SDKs default to sync=true and fall back to polling transparently. Most small documents (≤20 pages) come back inline.
Idempotency
Pass any stable string in Idempotency-Key to make the request safe to retry across queue redelivery, crashes, and network blips. The first call wins; every subsequent call with the same key returns the original job, with Idempotent-Replayed: true set.

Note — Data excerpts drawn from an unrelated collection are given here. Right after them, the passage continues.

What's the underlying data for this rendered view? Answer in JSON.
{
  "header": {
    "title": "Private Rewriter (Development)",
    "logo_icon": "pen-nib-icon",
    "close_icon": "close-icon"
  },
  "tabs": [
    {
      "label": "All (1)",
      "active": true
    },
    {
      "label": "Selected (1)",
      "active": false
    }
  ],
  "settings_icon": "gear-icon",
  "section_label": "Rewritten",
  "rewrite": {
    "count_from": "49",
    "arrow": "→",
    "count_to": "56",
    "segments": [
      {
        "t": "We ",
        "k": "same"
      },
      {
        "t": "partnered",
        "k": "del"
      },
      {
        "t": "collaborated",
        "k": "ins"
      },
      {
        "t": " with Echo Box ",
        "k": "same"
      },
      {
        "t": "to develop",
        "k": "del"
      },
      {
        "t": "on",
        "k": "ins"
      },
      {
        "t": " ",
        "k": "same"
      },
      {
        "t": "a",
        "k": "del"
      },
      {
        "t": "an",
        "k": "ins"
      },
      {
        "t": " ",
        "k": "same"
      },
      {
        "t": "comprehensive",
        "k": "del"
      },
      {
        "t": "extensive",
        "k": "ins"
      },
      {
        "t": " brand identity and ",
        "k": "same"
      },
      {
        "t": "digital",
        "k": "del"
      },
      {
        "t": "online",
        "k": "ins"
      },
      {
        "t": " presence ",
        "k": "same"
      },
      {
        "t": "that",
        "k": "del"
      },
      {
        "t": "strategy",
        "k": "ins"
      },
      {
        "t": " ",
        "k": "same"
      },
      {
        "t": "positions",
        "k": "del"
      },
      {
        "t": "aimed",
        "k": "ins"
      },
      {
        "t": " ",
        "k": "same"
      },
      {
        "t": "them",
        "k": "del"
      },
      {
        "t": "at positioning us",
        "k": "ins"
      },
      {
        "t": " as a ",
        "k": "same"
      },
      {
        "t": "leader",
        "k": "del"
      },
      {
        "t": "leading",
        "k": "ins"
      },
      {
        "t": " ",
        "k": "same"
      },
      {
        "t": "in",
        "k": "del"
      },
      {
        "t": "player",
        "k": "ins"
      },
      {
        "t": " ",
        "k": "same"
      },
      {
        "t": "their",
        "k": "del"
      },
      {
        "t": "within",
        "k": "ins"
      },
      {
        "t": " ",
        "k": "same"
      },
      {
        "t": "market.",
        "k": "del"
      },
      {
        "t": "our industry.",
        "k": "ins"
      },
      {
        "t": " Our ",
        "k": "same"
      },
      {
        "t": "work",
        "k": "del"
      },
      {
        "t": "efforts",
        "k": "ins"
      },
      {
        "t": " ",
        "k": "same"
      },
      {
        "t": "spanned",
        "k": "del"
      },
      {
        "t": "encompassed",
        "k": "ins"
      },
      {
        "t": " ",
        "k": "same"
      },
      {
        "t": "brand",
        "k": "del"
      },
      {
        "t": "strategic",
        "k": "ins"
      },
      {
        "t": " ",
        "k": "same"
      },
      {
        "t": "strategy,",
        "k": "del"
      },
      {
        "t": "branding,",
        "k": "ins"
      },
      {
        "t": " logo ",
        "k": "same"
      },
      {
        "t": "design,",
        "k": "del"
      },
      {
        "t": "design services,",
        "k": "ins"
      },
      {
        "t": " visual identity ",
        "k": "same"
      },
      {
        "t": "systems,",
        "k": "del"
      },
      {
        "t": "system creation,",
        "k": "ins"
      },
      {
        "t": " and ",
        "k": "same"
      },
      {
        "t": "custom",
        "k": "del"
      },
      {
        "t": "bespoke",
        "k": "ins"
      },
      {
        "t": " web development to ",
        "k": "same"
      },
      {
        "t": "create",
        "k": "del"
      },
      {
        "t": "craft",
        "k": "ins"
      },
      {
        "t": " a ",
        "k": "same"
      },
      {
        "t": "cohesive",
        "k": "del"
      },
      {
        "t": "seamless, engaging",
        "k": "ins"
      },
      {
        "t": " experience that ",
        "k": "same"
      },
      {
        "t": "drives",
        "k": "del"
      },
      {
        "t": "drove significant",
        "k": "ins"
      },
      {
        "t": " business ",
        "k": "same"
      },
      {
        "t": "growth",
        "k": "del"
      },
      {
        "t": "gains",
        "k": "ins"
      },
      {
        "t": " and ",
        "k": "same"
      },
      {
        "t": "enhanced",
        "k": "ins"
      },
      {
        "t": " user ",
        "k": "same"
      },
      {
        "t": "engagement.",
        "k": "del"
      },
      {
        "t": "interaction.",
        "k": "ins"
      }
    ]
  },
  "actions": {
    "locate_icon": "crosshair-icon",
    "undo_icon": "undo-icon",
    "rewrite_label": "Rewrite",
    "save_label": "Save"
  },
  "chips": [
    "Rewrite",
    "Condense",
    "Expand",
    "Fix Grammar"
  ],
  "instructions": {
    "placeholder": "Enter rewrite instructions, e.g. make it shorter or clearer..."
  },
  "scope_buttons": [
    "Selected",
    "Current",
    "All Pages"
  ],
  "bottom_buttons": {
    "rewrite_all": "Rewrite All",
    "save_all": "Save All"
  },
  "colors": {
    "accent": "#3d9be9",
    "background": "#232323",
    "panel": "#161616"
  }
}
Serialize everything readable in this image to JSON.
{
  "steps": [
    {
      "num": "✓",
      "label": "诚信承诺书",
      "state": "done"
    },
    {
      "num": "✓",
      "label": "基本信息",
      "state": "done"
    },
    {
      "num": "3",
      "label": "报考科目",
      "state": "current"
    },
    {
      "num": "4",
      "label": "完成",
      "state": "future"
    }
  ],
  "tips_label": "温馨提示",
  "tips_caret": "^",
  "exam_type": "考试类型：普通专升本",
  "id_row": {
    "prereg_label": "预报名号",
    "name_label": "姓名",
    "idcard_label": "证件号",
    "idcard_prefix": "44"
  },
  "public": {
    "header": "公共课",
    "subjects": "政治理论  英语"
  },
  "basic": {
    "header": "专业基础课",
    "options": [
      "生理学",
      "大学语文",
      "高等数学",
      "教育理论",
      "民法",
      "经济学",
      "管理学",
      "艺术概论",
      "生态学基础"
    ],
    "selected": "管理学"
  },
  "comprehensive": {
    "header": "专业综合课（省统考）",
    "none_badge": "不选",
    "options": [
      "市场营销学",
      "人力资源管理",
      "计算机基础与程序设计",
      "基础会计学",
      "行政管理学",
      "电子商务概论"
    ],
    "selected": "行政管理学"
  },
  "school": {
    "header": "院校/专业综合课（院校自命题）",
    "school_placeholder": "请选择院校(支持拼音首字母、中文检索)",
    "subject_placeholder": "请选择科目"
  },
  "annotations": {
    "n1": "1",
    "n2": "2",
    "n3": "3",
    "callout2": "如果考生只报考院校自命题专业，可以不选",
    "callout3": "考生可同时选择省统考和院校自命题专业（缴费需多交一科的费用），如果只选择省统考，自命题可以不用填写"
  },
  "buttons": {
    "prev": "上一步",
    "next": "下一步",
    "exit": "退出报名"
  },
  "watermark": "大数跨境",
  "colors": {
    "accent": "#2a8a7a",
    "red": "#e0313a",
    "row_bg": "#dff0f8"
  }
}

Keys are scoped per customer and live for 24h. After that, the same key starts a fresh extraction. See the idempotency notes for edge cases.
Errors
Errors carry a string detail like UNSUPPORTED_FILE_TYPE: application/zip. Common shapes here:
| Status | Code | When |
|---|---|---|
| 400 | UNSUPPORTED_FILE_TYPE | MIME not in the allow-list. |
| 400 | FILE_TOO_LARGE | Body > 100 MB. |
| 400 | EMPTY_FILE | 0-byte upload. |
| 400 | INVALID_OPTIONS | Bad JSON in options. |
| 401 | MISSING_API_KEY / INVALID_AUTH_FORMAT / INVALID_API_KEY | Header missing, malformed, or doesn't match a live key. |
| 403 | INSUFFICIENT_SCOPE | Key lacks extract:read. Create a new key with the right scopes. |
| 402 | FREE_QUOTA_EXCEEDED | Free-tier monthly pages exhausted. Add a card in Settings. |
| 429 | RATE_LIMITED | Back off per Retry-After. |
Per-document failures (password-protected PDF, scan unreadable, etc.) come back via the job — see Errors.